Nie od dziś wiadomo, że w naszym społeczeństwie kobiece owłosienie to wciąż temat tabu. Właśnie dlatego Kaya Szulczewska z Ciałopozytywu zaprosiła swoje obserwatorki do udziału w wyjątkowym spocie "It's not about hair", będącym hołdem dla wszystkich osób, które kiedykolwiek miały problemy z samooceną z powodu włosów lub ich braku. Choć od jego premiery minęło zaledwie kilka dni, film został obejrzany już ponad 100 tysięcy razy.

A Ty, widzu? Czujesz dyskomfort?

- Dla Nas ten spot mówi o wyzwoleniu, o przełamywaniu stereotypów, o sile i solidarności kobiet. Jest to hołd dla wszystkich osób, które z powodu włosów lub ich braku miały kiedykolwiek problemy z samooceną (...) Chciałyśmy pokazać, że nie musimy wstydzić się ani włosów na ciele, ani ich braku na głowie, że możemy czuć się ze sobą dobrze bez względu na stan naszego owłosienia. Nie musimy przejmować się cudzymi opiniami na temat naszego wyglądu - możemy przeczytać w opisie spotu "It's not about hair".
Pomysłodawczynią projektu jest Kaya Szulczewska, założycielka ruchu Ciałopozytyw, który zachęca do akceptacji swojego ciała. W filmiku możemy zobaczyć obserwatorki Ciałopozytywu, a w najbliższym czasie na koncie @cialopozytyw_polska na Instagramie zostaną przedstawione historie uczestniczek. Spot wyreżyserowała Iwona Bielska, zwyciężczyni międzynarodowego konkursu Shots Awards 2016 w kategorii "New Director Of The Year".
W manifeście towarzyszącym wideo Szulczewska zwraca uwagę, że w projekcie nie chodzi tylko o włosy, ale także o reakcję widzów. Zachęca do refleksji oraz zastanowienia się nad tym, dlaczego niektórzy odczuwają dyskomfort widząc kobietę, której wygląd odbiega od powszechnie przyjętych standardów lub tego, co widzimy zazwyczaj na Instagramie. To także wkład Ciałopozytywu w "budowanie nowego, lepszego świata" pozbawionego oczekiwań wobec kobiet i jest to wizja, której naprawdę trudno nie kibicować.

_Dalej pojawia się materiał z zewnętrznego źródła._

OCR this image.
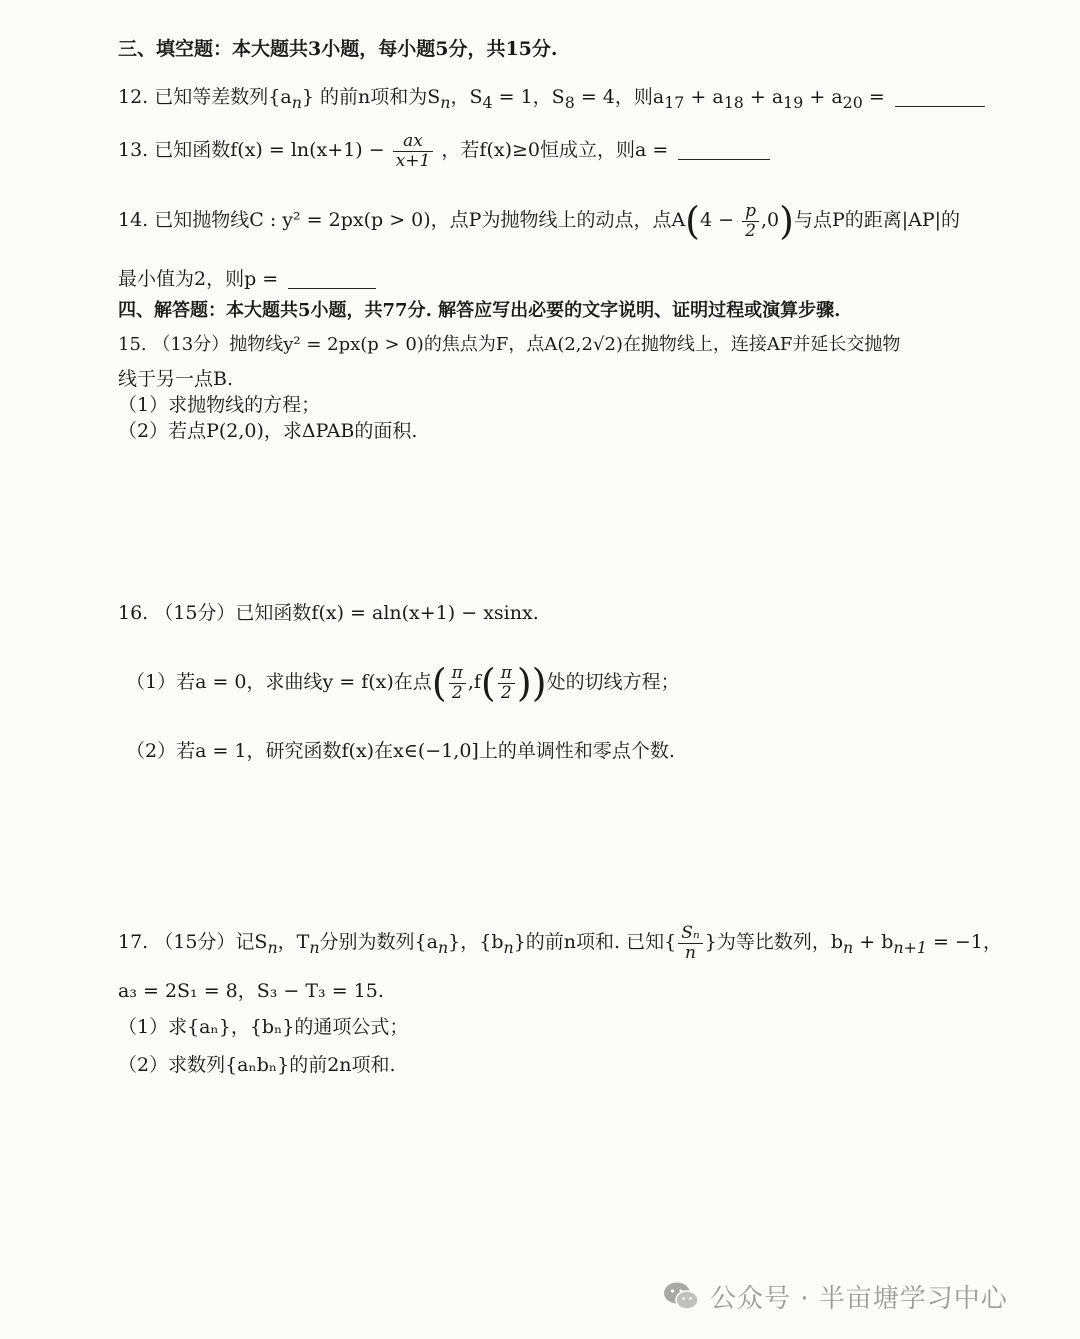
三、填空题：本大题共3小题，每小题5分，共15分.
12. 已知等差数列$\{a_n\}$ 的前n项和为$S_n$，$S_4 = 1$，$S_8 = 4$，则$a_{17} + a_{18} + a_{19} + a_{20}$ =
13. 已知函数$f(x) = \ln(x+1) - \frac{ax}{x+1}$ ，若f(x)≥0恒成立，则a =
14. 已知抛物线C : y² = 2px(p > 0)，点P为抛物线上的动点，点$A(4 - \frac{p}{2} ,0)$与点P的距离|AP|的
最小值为2，则p =
四、解答题：本大题共5小题，共77分. 解答应写出必要的文字说明、证明过程或演算步骤.
15. （13分）抛物线y² = 2px(p > 0)的焦点为F，点A(2,2√2)在抛物线上，连接AF并延长交抛物
线于另一点B.
（1）求抛物线的方程；
（2）若点P(2,0)，求ΔPAB的面积.
16. （15分）已知函数f(x) = aln(x+1) − xsinx.
（1）若a = 0，求曲线y = f(x)在点( $\frac{\pi}{2} ,f( \frac{\pi}{2}$ ))处的切线方程；
（2）若a = 1，研究函数f(x)在x∈(−1,0]上的单调性和零点个数.
17. （15分）记$S_n$，$T_n$分别为数列$\{a_n\}$，$\{b_n\}$的前n项和. 已知{ $\frac{\text{Sₙ}}{n}$ }为等比数列，$b_n + b_{n+1} = -1$，
a₃ = 2S₁ = 8，S₃ − T₃ = 15.
（1）求{aₙ}，{bₙ}的通项公式；
（2）求数列{aₙbₙ}的前2n项和.
公众号 · 半亩塘学习中心
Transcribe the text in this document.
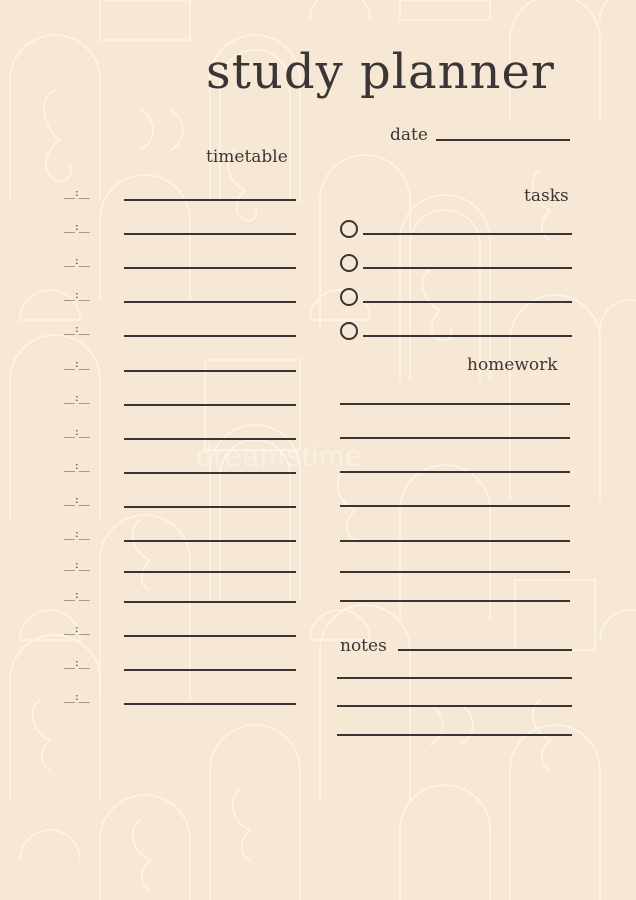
study planner
date
timetable
tasks
homework
notes
__:__
__:__
__:__
__:__
__:__
__:__
__:__
__:__
__:__
__:__
__:__
__:__
__:__
__:__
__:__
__:__
dreamstime
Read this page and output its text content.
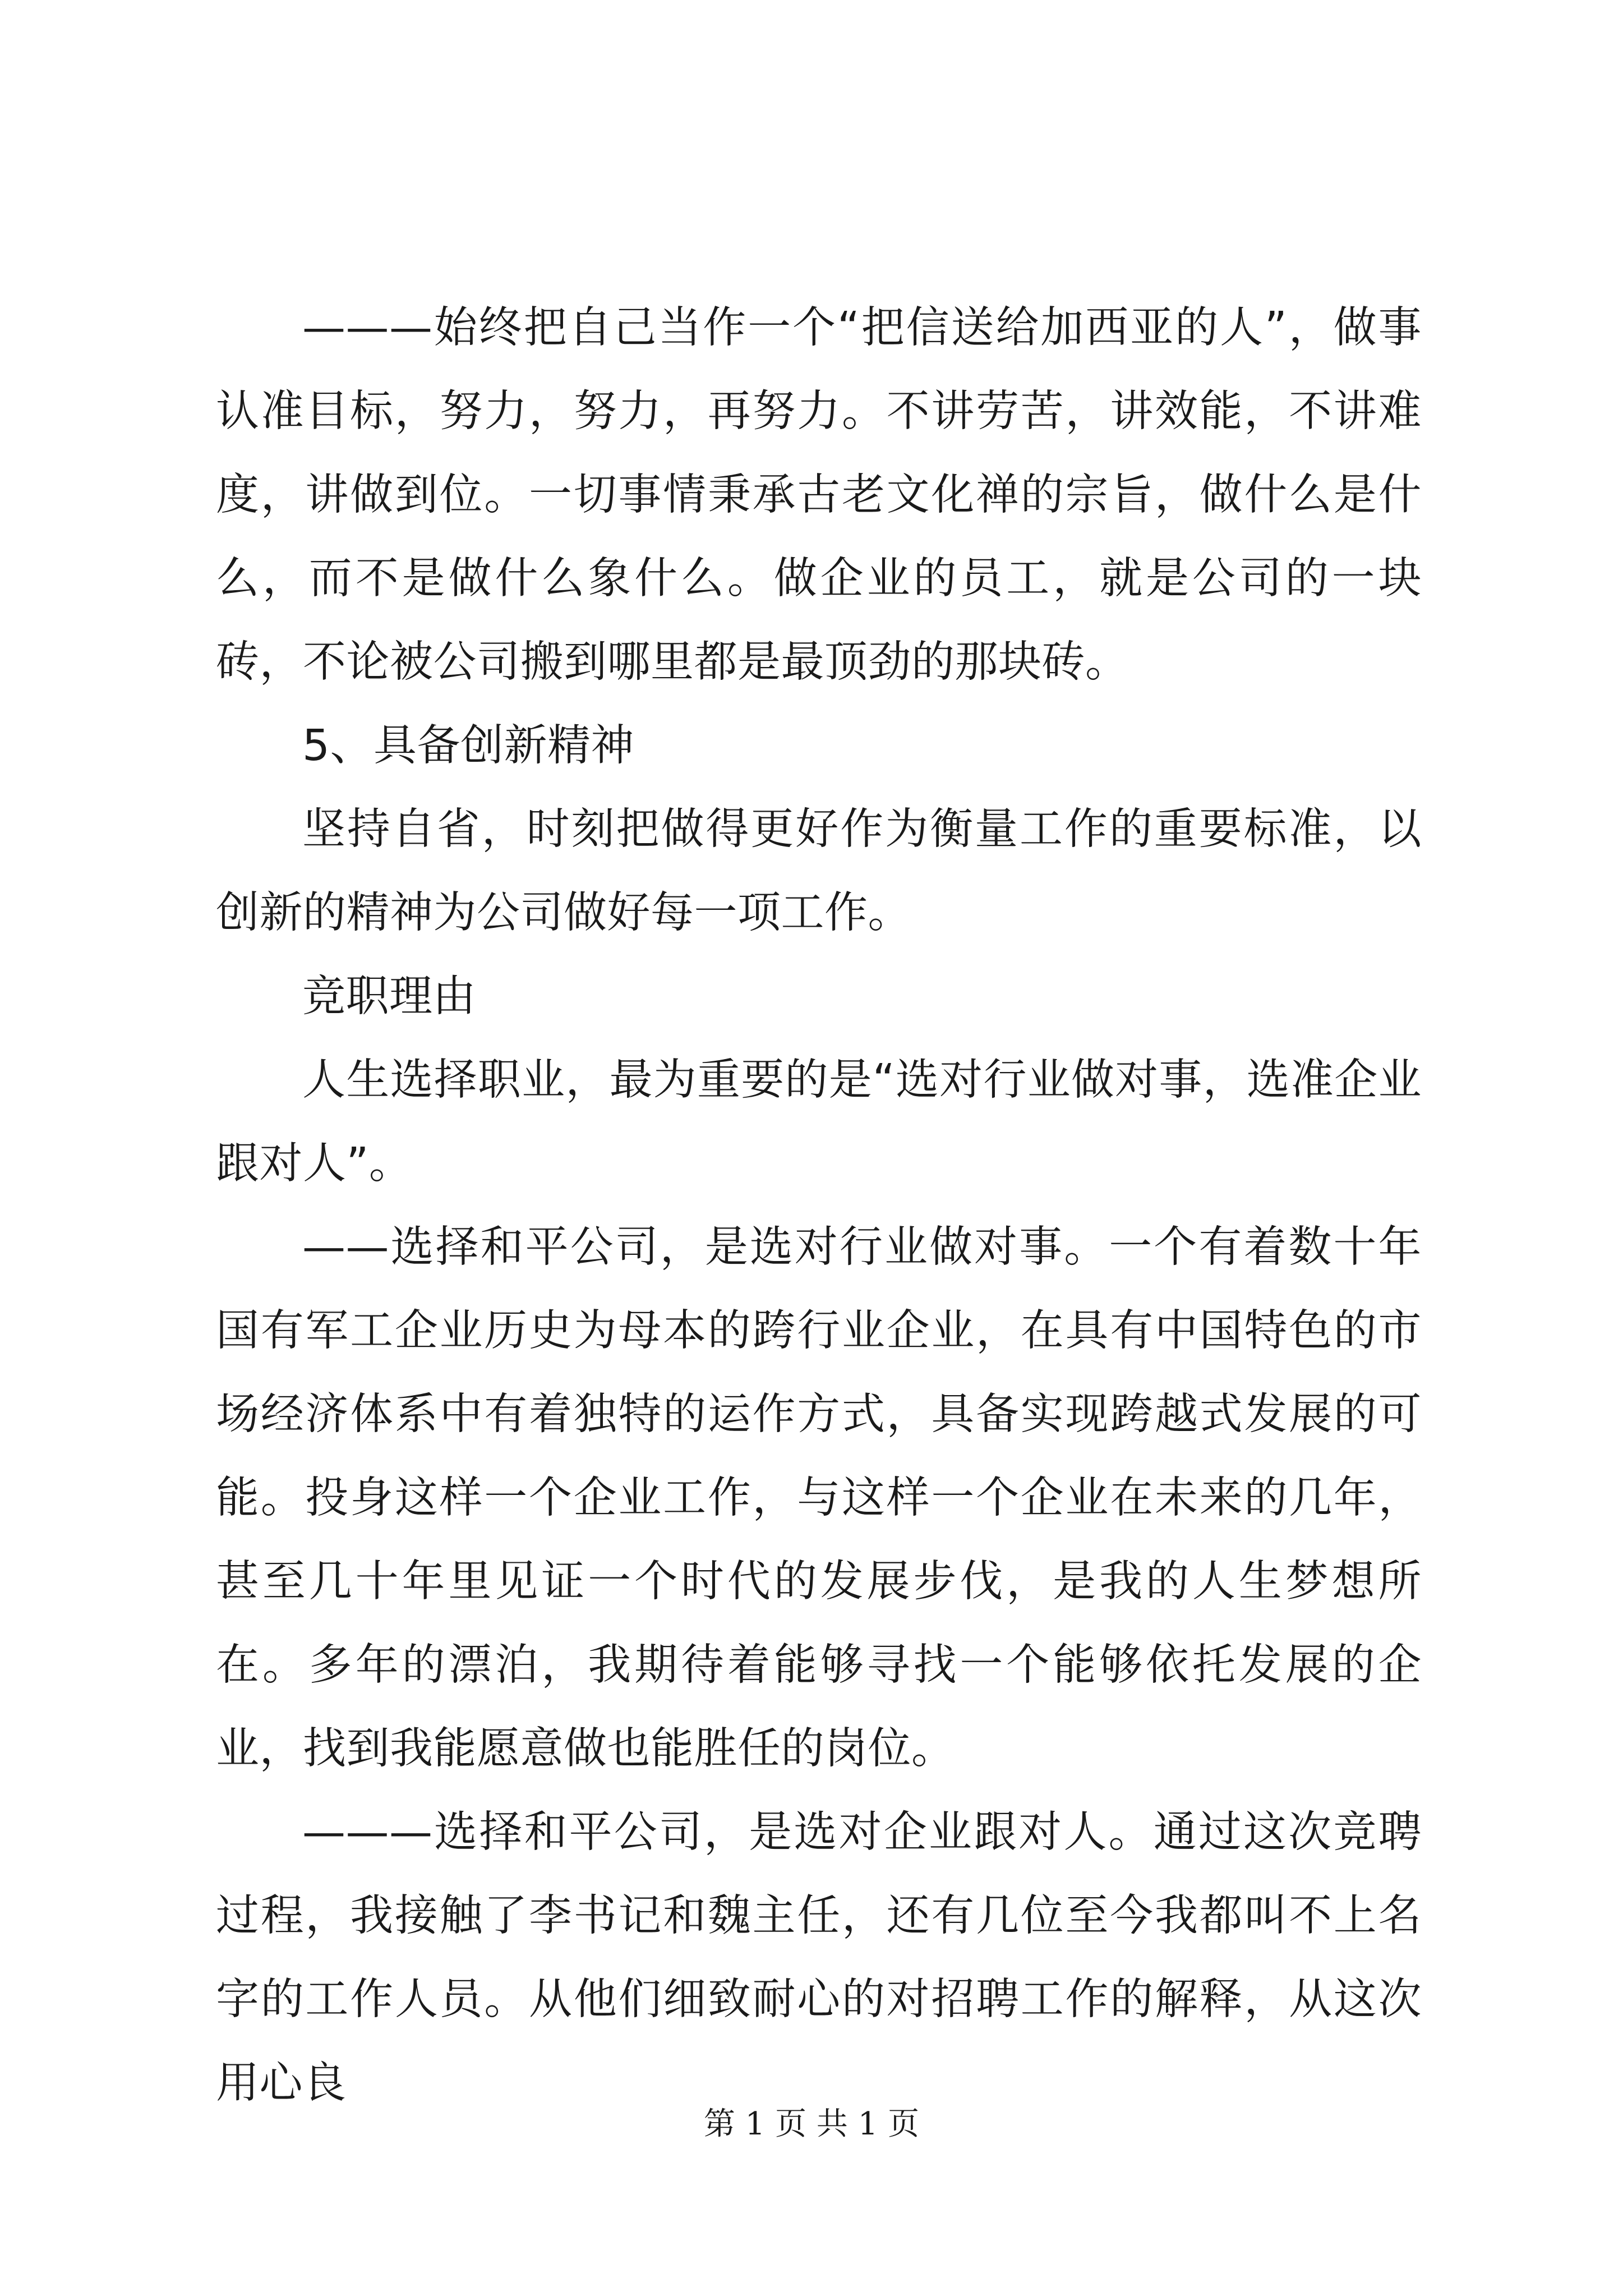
———始终把自己当作一个“把信送给加西亚的人”，做事认准目标，努力，努力，再努力。不讲劳苦，讲效能，不讲难度，讲做到位。一切事情秉承古老文化禅的宗旨，做什么是什么，而不是做什么象什么。做企业的员工，就是公司的一块砖，不论被公司搬到哪里都是最顶劲的那块砖。

5、具备创新精神

坚持自省，时刻把做得更好作为衡量工作的重要标准，以创新的精神为公司做好每一项工作。

竞职理由

人生选择职业，最为重要的是“选对行业做对事，选准企业跟对人”。

——选择和平公司，是选对行业做对事。一个有着数十年国有军工企业历史为母本的跨行业企业，在具有中国特色的市场经济体系中有着独特的运作方式，具备实现跨越式发展的可能。投身这样一个企业工作，与这样一个企业在未来的几年，甚至几十年里见证一个时代的发展步伐，是我的人生梦想所在。多年的漂泊，我期待着能够寻找一个能够依托发展的企业，找到我能愿意做也能胜任的岗位。

———选择和平公司，是选对企业跟对人。通过这次竞聘过程，我接触了李书记和魏主任，还有几位至今我都叫不上名字的工作人员。从他们细致耐心的对招聘工作的解释，从这次用心良

第 1 页 共 1 页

- Zrozumiałam, że temat włosów czy ich braku to to nie – jak wszyscy próbują nam wmówić – kwestia estetyki czy higieny, a problem naszej wolności. To sprawa odzyskania ciała i równouprawnienia, ponieważ mężczyzn nikt nie rozlicza z ich włosów czy ich braku w takim stopniu jak kobiet. Podwójny standard dotyczący włosów na ciele to przejaw seksizmu, który wzmacnia nierówności i stawia nas w pozycji, w której cały czas musimy skupiać się na tym jak wyglądamy i czy dość zadowalamy innych - wyjaśnia pomysłodawczyni Kaya Szulczewska.
Przekaz spotu "It's not about hair" jest jasny: włosy są w porządku, wszystkie włosy. Równie w porządku jest też brak włosów i jest to indywidualna decyzja każdego z nas. Nie wszyscy jednak się z tym zgadzają, co doskonale widać w komentarzach pod filmikiem, których jest już niemal tysiąc.